Amgen Inc. has received a patent for its drug to treat anemia in patients undergoing kidney dialysis. However, a Cambridge, Mass., company has announced plans to go forward with the development of a competing product.
Amgen's patent for the drug, marketed under the name Epogen, provides protection against the unauthorized making, importation, use or sale of recombinant erythropoietin (EPO) in the United States.
The Thousand Oaks biotechnology company said it already has patents covering DNA and host cells and the manufacturing process for recombinant EPO.
However, Transkaryotic Therapies Inc. said it will sell shares in an initial public offering and expects to begin human tests of its erythropoietin product in the first half of next year.

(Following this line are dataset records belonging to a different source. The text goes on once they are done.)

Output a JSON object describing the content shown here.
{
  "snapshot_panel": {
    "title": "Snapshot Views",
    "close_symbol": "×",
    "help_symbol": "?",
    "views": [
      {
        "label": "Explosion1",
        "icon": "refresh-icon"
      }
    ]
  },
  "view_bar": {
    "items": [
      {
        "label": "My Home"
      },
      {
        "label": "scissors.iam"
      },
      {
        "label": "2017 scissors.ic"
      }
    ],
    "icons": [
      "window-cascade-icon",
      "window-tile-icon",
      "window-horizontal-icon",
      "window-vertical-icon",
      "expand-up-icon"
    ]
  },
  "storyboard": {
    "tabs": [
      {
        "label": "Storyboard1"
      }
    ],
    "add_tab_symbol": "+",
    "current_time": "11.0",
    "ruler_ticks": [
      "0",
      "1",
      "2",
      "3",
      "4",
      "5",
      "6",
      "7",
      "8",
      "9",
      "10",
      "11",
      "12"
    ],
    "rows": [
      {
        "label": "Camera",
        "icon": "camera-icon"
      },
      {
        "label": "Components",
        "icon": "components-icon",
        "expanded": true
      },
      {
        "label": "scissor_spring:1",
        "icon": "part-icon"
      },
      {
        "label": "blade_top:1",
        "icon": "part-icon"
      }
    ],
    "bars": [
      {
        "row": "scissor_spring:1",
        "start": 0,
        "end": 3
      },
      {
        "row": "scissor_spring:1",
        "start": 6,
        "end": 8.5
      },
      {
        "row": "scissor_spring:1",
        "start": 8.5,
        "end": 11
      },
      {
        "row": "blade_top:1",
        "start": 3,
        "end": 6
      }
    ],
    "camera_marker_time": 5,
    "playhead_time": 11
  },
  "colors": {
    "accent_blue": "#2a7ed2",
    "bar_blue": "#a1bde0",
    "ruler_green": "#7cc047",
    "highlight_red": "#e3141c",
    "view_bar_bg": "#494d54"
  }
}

If successful, analysts said the product could compete with Epogen, which is used to spur red blood cell growth in kidney disease patients and is expected to have sales of about $1 billion this year.
Oppenheimer & Co. analyst Matt Geller said Transkaryotic believes it can avoid Amgen's patents on Epogen since it claims to have a natural way of making the compound.
Epogen is used to treat anemia associated with chronic renal failure in people on kidney dialysis. The drug is a form of the protein that tells the bone marrow to make the red blood cells that carry oxygen to the body's other cells. Lack of red blood cells causes anemia and fatigue in dialysis patients.
Transkaryotic's erythropoietin may be far from reaching the market, since it has yet to begin human tests and is likely to face lawsuits from Amgen, said Bear Stearns analyst David Molowa.